= Compact embedding =

Feature of certain mathematical spaces

In mathematics, the notion of being compactly embedded expresses the idea that one set or space is "well contained" inside another. There are versions of this concept appropriate to general topology and functional analysis. The notation for "$X$ is compactly embedded in $Y$" is $X \subset\subset Y$, or $X \Subset Y$.

When used in functional analysis, compact embedding is usually about Banach spaces of functions.

Several of the Sobolev embedding theorems are compact embedding theorems.

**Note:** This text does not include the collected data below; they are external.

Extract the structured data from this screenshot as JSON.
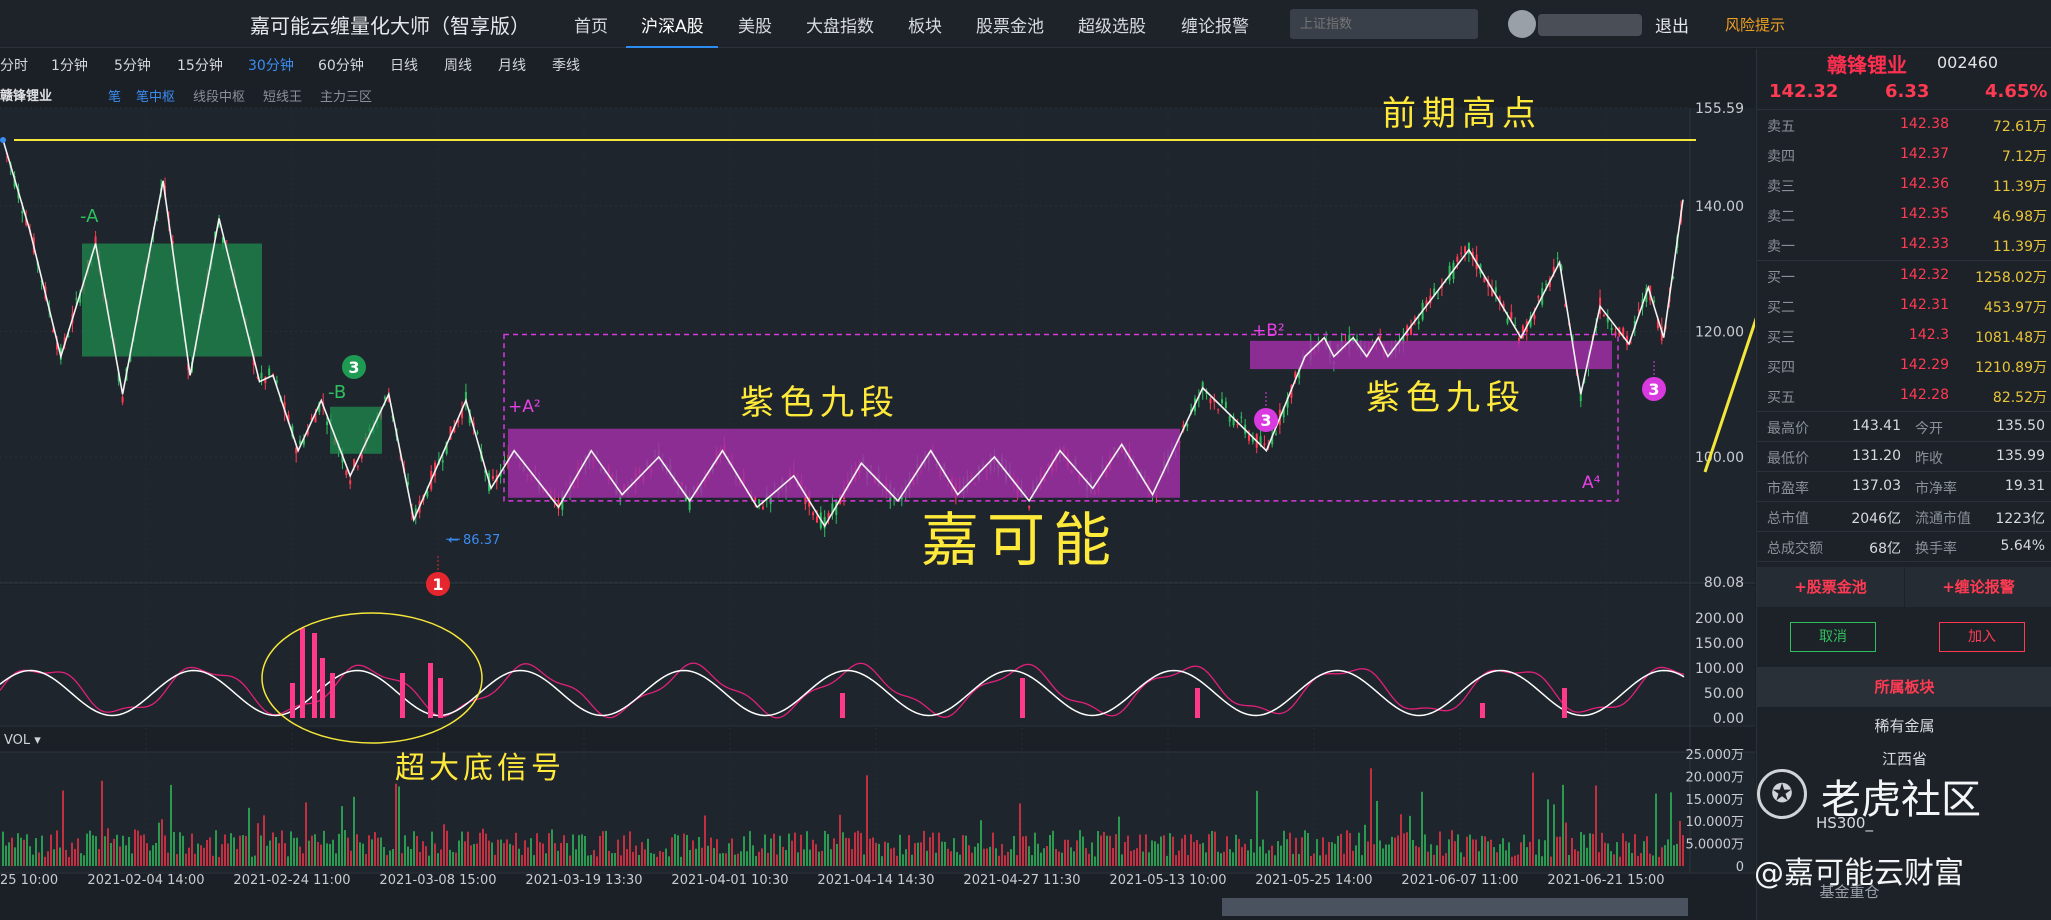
{
  "app": {
    "title": "嘉可能云缠量化大师（智享版）",
    "search_placeholder": "上证指数",
    "logout": "退出",
    "risk": "风险提示"
  },
  "nav": [
    "首页",
    "沪深A股",
    "美股",
    "大盘指数",
    "板块",
    "股票金池",
    "超级选股",
    "缠论报警"
  ],
  "periods": [
    "分时",
    "1分钟",
    "5分钟",
    "15分钟",
    "30分钟",
    "60分钟",
    "日线",
    "周线",
    "月线",
    "季线"
  ],
  "active_period": "30分钟",
  "chart_header": {
    "stock": "赣锋锂业",
    "indicators": [
      "笔",
      "笔中枢",
      "线段中枢",
      "短线王",
      "主力三区"
    ]
  },
  "chart_data": {
    "type": "candlestick",
    "x_ticks": [
      "25 10:00",
      "2021-02-04 14:00",
      "2021-02-24 11:00",
      "2021-03-08 15:00",
      "2021-03-19 13:30",
      "2021-04-01 10:30",
      "2021-04-14 14:30",
      "2021-04-27 11:30",
      "2021-05-13 10:00",
      "2021-05-25 14:00",
      "2021-06-07 11:00",
      "2021-06-21 15:00"
    ],
    "price_ticks": [
      "155.59",
      "140.00",
      "120.00",
      "100.00",
      "80.08"
    ],
    "price_range": [
      80.08,
      155.59
    ],
    "low_marker": "86.37",
    "indicator_ticks": [
      "200.00",
      "150.00",
      "100.00",
      "50.00",
      "0.00"
    ],
    "volume_label": "VOL",
    "volume_ticks": [
      "25.000万",
      "20.000万",
      "15.000万",
      "10.000万",
      "5.0000万",
      "0"
    ],
    "bi_line": [
      [
        0,
        150.5
      ],
      [
        14,
        136
      ],
      [
        30,
        116
      ],
      [
        48,
        134
      ],
      [
        62,
        110
      ],
      [
        83,
        144
      ],
      [
        97,
        113
      ],
      [
        112,
        138
      ],
      [
        133,
        112
      ],
      [
        140,
        113
      ],
      [
        153,
        101
      ],
      [
        165,
        109
      ],
      [
        180,
        97
      ],
      [
        200,
        110
      ],
      [
        213,
        90
      ],
      [
        240,
        109
      ],
      [
        253,
        95
      ],
      [
        265,
        101
      ],
      [
        288,
        92
      ],
      [
        305,
        101
      ],
      [
        321,
        94
      ],
      [
        340,
        100
      ],
      [
        356,
        93
      ],
      [
        373,
        101
      ],
      [
        391,
        92
      ],
      [
        410,
        97
      ],
      [
        426,
        89
      ],
      [
        445,
        99
      ],
      [
        464,
        93
      ],
      [
        481,
        101
      ],
      [
        495,
        94
      ],
      [
        514,
        100
      ],
      [
        532,
        93
      ],
      [
        548,
        101
      ],
      [
        565,
        95
      ],
      [
        580,
        102
      ],
      [
        596,
        94
      ],
      [
        622,
        111
      ],
      [
        655,
        101
      ],
      [
        675,
        116
      ],
      [
        685,
        119
      ],
      [
        690,
        116
      ],
      [
        700,
        119
      ],
      [
        707,
        116
      ],
      [
        713,
        119
      ],
      [
        718,
        116
      ],
      [
        760,
        133
      ],
      [
        787,
        119
      ],
      [
        807,
        131
      ],
      [
        818,
        110
      ],
      [
        828,
        124
      ],
      [
        843,
        118
      ],
      [
        853,
        127
      ],
      [
        861,
        119
      ],
      [
        871,
        141
      ]
    ],
    "bi_index_range": [
      0,
      871
    ],
    "annotations": {
      "title": "前期高点",
      "zone_a": "-A",
      "zone_b": "-B",
      "label_b2": "+B²",
      "label_a2": "+A²",
      "label_a4": "A⁴",
      "purple_text": "紫色九段",
      "brand": "嘉可能",
      "signal_text": "超大底信号"
    },
    "markers": [
      "1",
      "3",
      "3",
      "3"
    ]
  },
  "quote": {
    "name": "赣锋锂业",
    "code": "002460",
    "price": "142.32",
    "change": "6.33",
    "pct": "4.65%",
    "asks": [
      {
        "label": "卖五",
        "price": "142.38",
        "vol": "72.61万"
      },
      {
        "label": "卖四",
        "price": "142.37",
        "vol": "7.12万"
      },
      {
        "label": "卖三",
        "price": "142.36",
        "vol": "11.39万"
      },
      {
        "label": "卖二",
        "price": "142.35",
        "vol": "46.98万"
      },
      {
        "label": "卖一",
        "price": "142.33",
        "vol": "11.39万"
      }
    ],
    "bids": [
      {
        "label": "买一",
        "price": "142.32",
        "vol": "1258.02万"
      },
      {
        "label": "买二",
        "price": "142.31",
        "vol": "453.97万"
      },
      {
        "label": "买三",
        "price": "142.3",
        "vol": "1081.48万"
      },
      {
        "label": "买四",
        "price": "142.29",
        "vol": "1210.89万"
      },
      {
        "label": "买五",
        "price": "142.28",
        "vol": "82.52万"
      }
    ],
    "stats": [
      [
        "最高价",
        "143.41",
        "今开",
        "135.50"
      ],
      [
        "最低价",
        "131.20",
        "昨收",
        "135.99"
      ],
      [
        "市盈率",
        "137.03",
        "市净率",
        "19.31"
      ],
      [
        "总市值",
        "2046亿",
        "流通市值",
        "1223亿"
      ],
      [
        "总成交额",
        "68亿",
        "换手率",
        "5.64%"
      ]
    ],
    "btn_pool": "+股票金池",
    "btn_alarm": "+缠论报警",
    "btn_cancel": "取消",
    "btn_add": "加入",
    "sector_head": "所属板块",
    "sectors": [
      "稀有金属",
      "江西省",
      "HS300_"
    ],
    "fund": "基金重仓"
  },
  "watermark": {
    "text": "老虎社区",
    "sub": "@嘉可能云财富"
  },
  "colors": {
    "up": "#ff3a52",
    "down": "#2fbf5f",
    "accent": "#2d8cf0",
    "purple": "#a02fa6",
    "annot": "#ffe93a"
  }
}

When an embedding is not compact, it may possess a related, but weaker, property of cocompactness.

==Definition==

=== Topological spaces ===
Let $X$ be a topological space, and let $V$ and $W$ be subsets of $X$. We say that $V$ is compactly embedded in $W$ if
- $V \subseteq \operatorname{Cl}(V) \subseteq \operatorname{Int}(W)$, where $\operatorname{Cl}(V)$ denotes the closure of $V$, and $\operatorname{Int}(W)$ denotes the interior of $W$; and
- $\operatorname{Cl}(V)$ is compact.
For Hausdorff spaces, this is equivalent to there existing some compact set $K$ such that $V \subseteq K \subseteq \operatorname{Int}(W)$.

=== Normed spaces ===
Let $X$ and $Y$ be two normed vector spaces with norms $\| \cdot \|_X$ and $\| \cdot \|_Y$ respectively, and suppose that $X \subseteq Y$. We say that $X$ is compactly embedded in $Y$, if
- $X$ is continuously embedded in $Y$; i.e., there is a constant $C$ such that $\|x\|_Y \le C \|x\|_X$ for all $x$ in $X$; and
- The embedding of $X$ into $Y$ is a compact operator: any bounded set in $X$ is totally bounded in $Y$, i.e. every sequence in such a bounded set has a subsequence that is Cauchy in the norm $\| \cdot \|_Y$.

=== Banach spaces ===
If $Y$ is a Banach space, an equivalent definition is that the embedding operator (the identity) $i \colon X \to Y$ is a compact operator.